K: And this was 2010?
i: Yeah. So then two different people started trying to play more (than 16) and it became sort of like a competition. So I saw two different people that had 17 sets specifically on their line up and I was like, 17? I know what you’re doing. So I was like fuck it, I’m going to do as many as I possibly can and see how far I can take it, and make sure they’re all totally different from each other. So this year the final result was 21 in five days. I actually got some particularly entertaining e-mail about it that’s up on my Facebook page. I got a really good hater letter that accused me of hogging all the sets on the playa.
K: I’m going to check that out. What other kinds of music do you like? Do you have a favourite band? I know we talked about Skinny Puppy and Nine Inch Nails.
i: Around my house one of my favourite things to listen to is an Internet radio show called Shirley and Spinoza, and basically it’s like expect the unexpected type of deal. They’ll play weird psychedelic rock from Russia, 1950s radio ads from America, skits, experimental electronic and hip hop records, weird Cambodian garage bands and it’s just so completely random. It’s so different from listening to (electronic) producers, and dubstep and bass music all the time. I listen to a lot of that, a lot of Jamaican music. If I had to think of a favourite band … probably Monster Zoku Onsome from Australia. They’re really rad, kind of like punk rock zombie electronica weirdness. Otherwise probably Coldcut is one of my favourites. They’re not really a band band.

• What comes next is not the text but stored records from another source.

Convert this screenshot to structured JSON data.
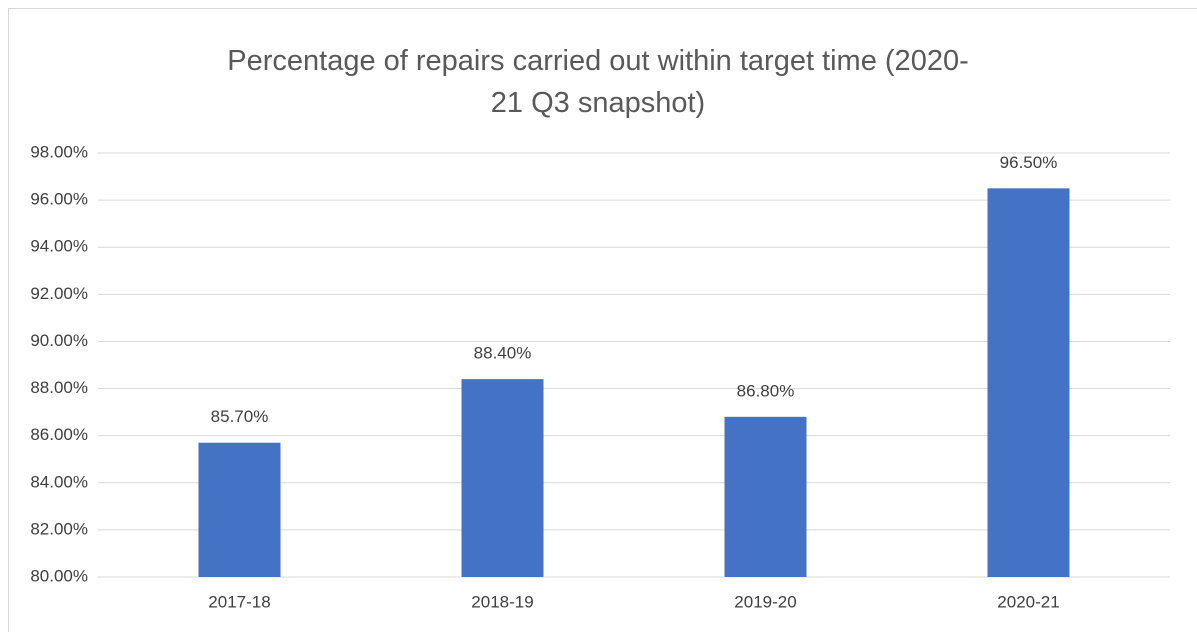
{
  "chart_data": {
    "type": "bar",
    "title": "Percentage of repairs carried out within target time (2020-21 Q3 snapshot)",
    "categories": [
      "2017-18",
      "2018-19",
      "2019-20",
      "2020-21"
    ],
    "values": [
      85.7,
      88.4,
      86.8,
      96.5
    ],
    "value_labels": [
      "85.70%",
      "88.40%",
      "86.80%",
      "96.50%"
    ],
    "color": "#4472c4",
    "ylim": [
      80,
      98
    ],
    "yticks": [
      {
        "value": 80,
        "label": "80.00%"
      },
      {
        "value": 82,
        "label": "82.00%"
      },
      {
        "value": 84,
        "label": "84.00%"
      },
      {
        "value": 86,
        "label": "86.00%"
      },
      {
        "value": 88,
        "label": "88.00%"
      },
      {
        "value": 90,
        "label": "90.00%"
      },
      {
        "value": 92,
        "label": "92.00%"
      },
      {
        "value": 94,
        "label": "94.00%"
      },
      {
        "value": 96,
        "label": "96.00%"
      },
      {
        "value": 98,
        "label": "98.00%"
      }
    ],
    "grid": true
  }
}
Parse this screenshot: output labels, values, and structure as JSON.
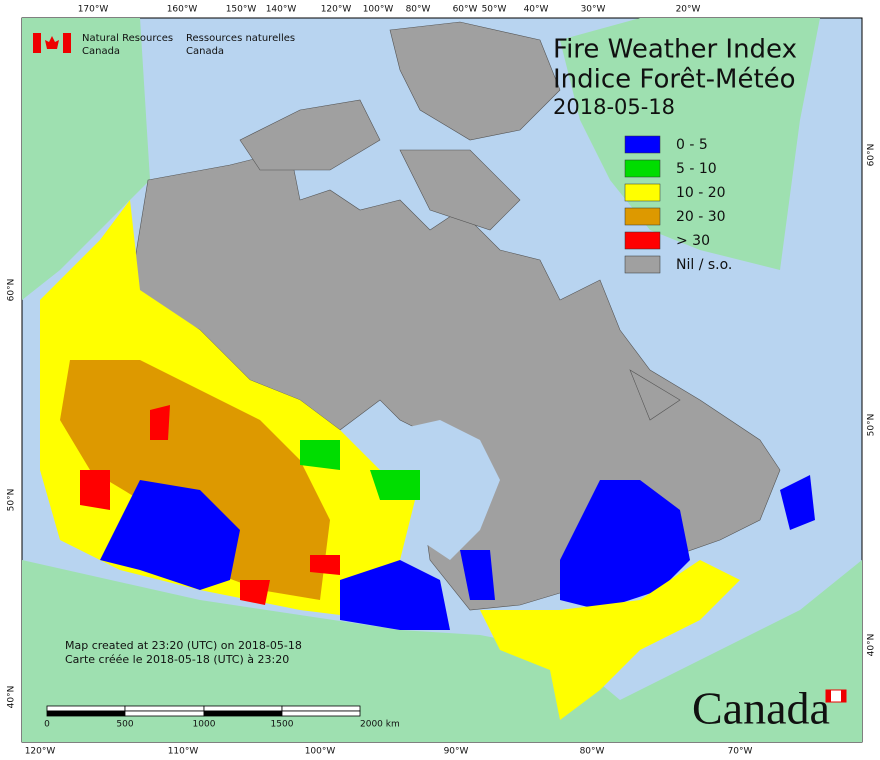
{
  "header": {
    "org_en": [
      "Natural Resources",
      "Canada"
    ],
    "org_fr": [
      "Ressources naturelles",
      "Canada"
    ]
  },
  "title": [
    "Fire Weather Index",
    "Indice Forêt-Météo"
  ],
  "date": "2018-05-18",
  "legend": [
    {
      "label": "0 - 5",
      "color": "#0000ff"
    },
    {
      "label": "5 - 10",
      "color": "#00dd00"
    },
    {
      "label": "10 - 20",
      "color": "#ffff00"
    },
    {
      "label": "20 - 30",
      "color": "#dd9900"
    },
    {
      "label": "> 30",
      "color": "#ff0000"
    },
    {
      "label": "Nil / s.o.",
      "color": "#a0a0a0"
    }
  ],
  "credit": [
    "Map created at 23:20 (UTC) on 2018-05-18",
    "Carte créée le 2018-05-18 (UTC) à 23:20"
  ],
  "scale": [
    "0",
    "500",
    "1000",
    "1500",
    "2000  km"
  ],
  "graticule": {
    "top": [
      "170°W",
      "160°W",
      "150°W",
      "140°W",
      "120°W",
      "100°W",
      "80°W",
      "60°W",
      "50°W",
      "40°W",
      "30°W",
      "20°W"
    ],
    "bottom": [
      "120°W",
      "110°W",
      "100°W",
      "90°W",
      "80°W",
      "70°W"
    ],
    "left": [
      "60°N",
      "50°N",
      "40°N"
    ],
    "right": [
      "60°N",
      "50°N",
      "40°N"
    ]
  },
  "wordmark": "Canada"
}
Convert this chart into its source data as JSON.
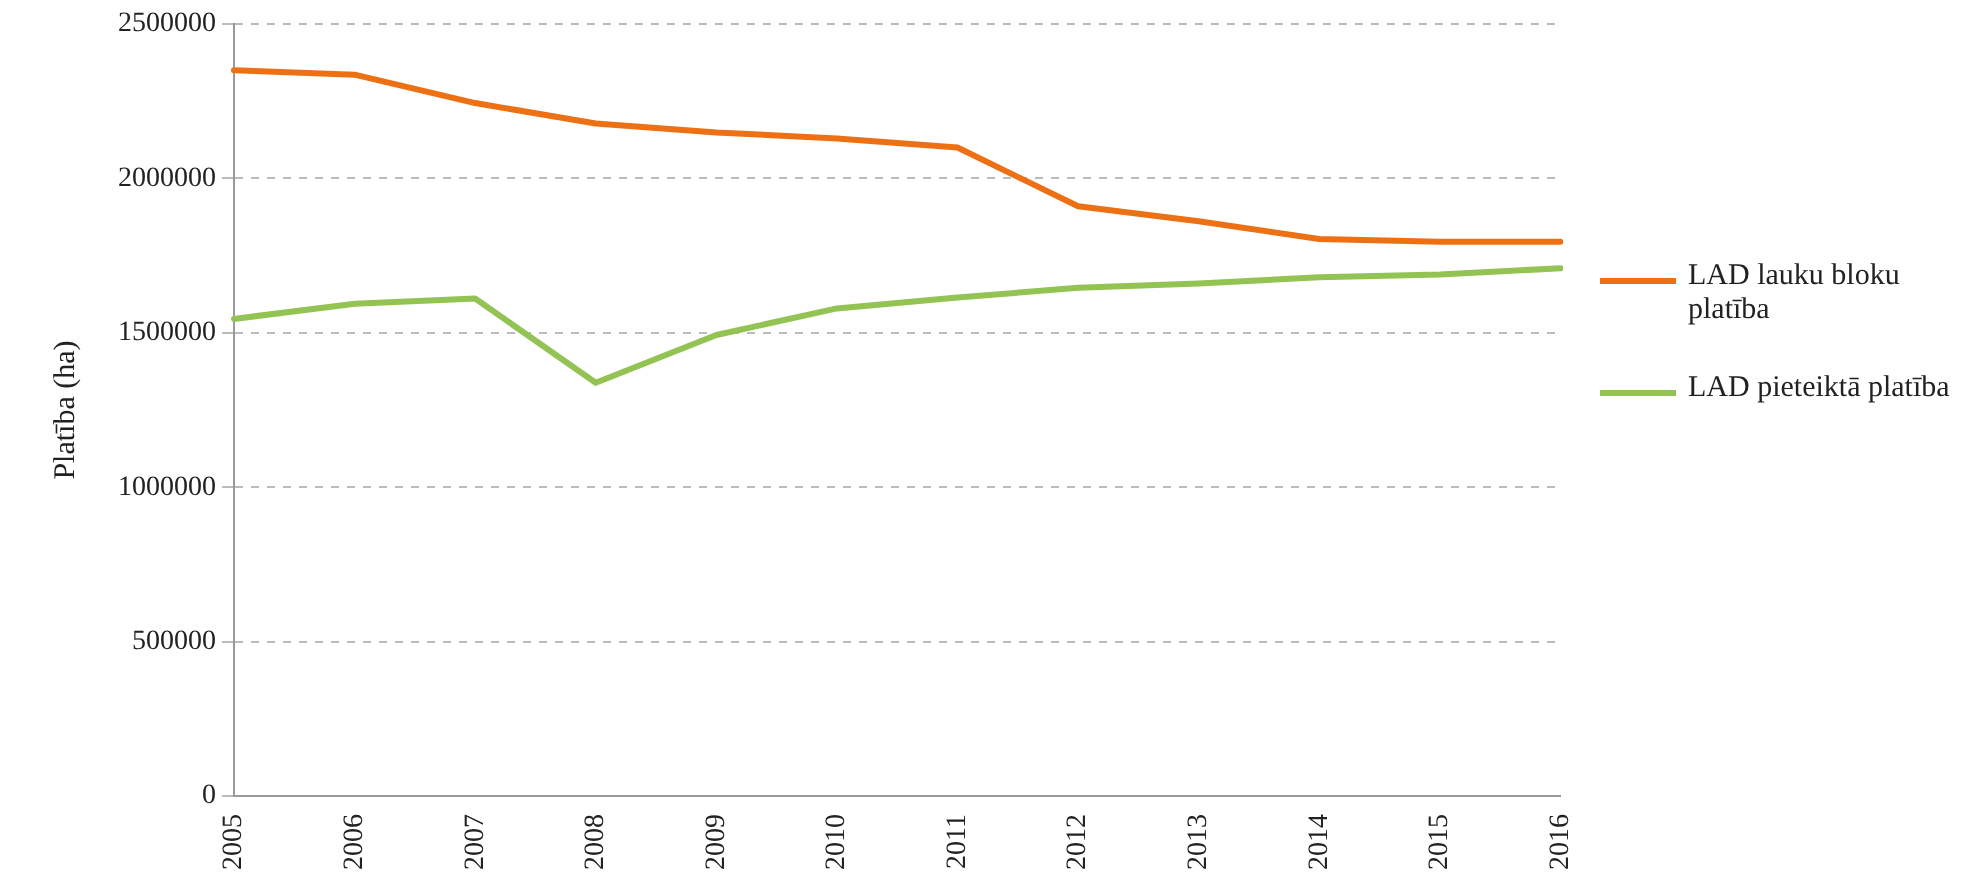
{
  "chart_data": {
    "type": "line",
    "ylabel": "Platība (ha)",
    "categories": [
      "2005",
      "2006",
      "2007",
      "2008",
      "2009",
      "2010",
      "2011",
      "2012",
      "2013",
      "2014",
      "2015",
      "2016"
    ],
    "series": [
      {
        "name": "LAD lauku bloku platība",
        "color": "#ee7014",
        "values": [
          2350000,
          2336000,
          2244000,
          2178000,
          2149000,
          2129000,
          2100000,
          1910000,
          1861000,
          1804000,
          1795000,
          1795000
        ]
      },
      {
        "name": "LAD pieteiktā platība",
        "color": "#92c353",
        "values": [
          1545000,
          1594000,
          1611000,
          1338000,
          1493000,
          1579000,
          1614000,
          1646000,
          1660000,
          1680000,
          1689000,
          1709000
        ]
      }
    ],
    "ylim": [
      0,
      2500000
    ],
    "yticks": [
      0,
      500000,
      1000000,
      1500000,
      2000000,
      2500000
    ],
    "grid": "y",
    "legend": "right",
    "marker": "none",
    "line_style": "solid"
  }
}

K: So last question, or questions. Can you tell me about any upcoming plans for this summer? Shows, festival, releases?
i: Basically I’m running myself ragged doing weekenders until May or June, then I’m retiring to the Phat Cave to finish some tunes.
K: You call it the Phat Cave!?
i: Yeah, amongst other things. I’m doing a collab with Bassnectar as well as an all solo EP with no collaborators, which is something I’ve never done before. I’m always trying to find things I’ve never done before, and that’s one of the things.
K: And where are you playing this summer? Which festivals do you have scheduled?
i: There’s a bunch, but mostly smaller ones. Still haven’t got a Burning Man ticket, definitely hoping to play for one.
K: Are you playing at Shmabhala this summer? Because I would love to see you there.
i: I would love to play too! I’m also doing a full production driving tour in the fall. 3D map projections, same bill each time, full on stage show.
K: Who’s doing it for you?
i: I can’t say yet, it’s top secret.
K: You’ll go all around North America?
i: Yeah that’s the plan. Hopefully I can get the rest of my stuff in Toronto.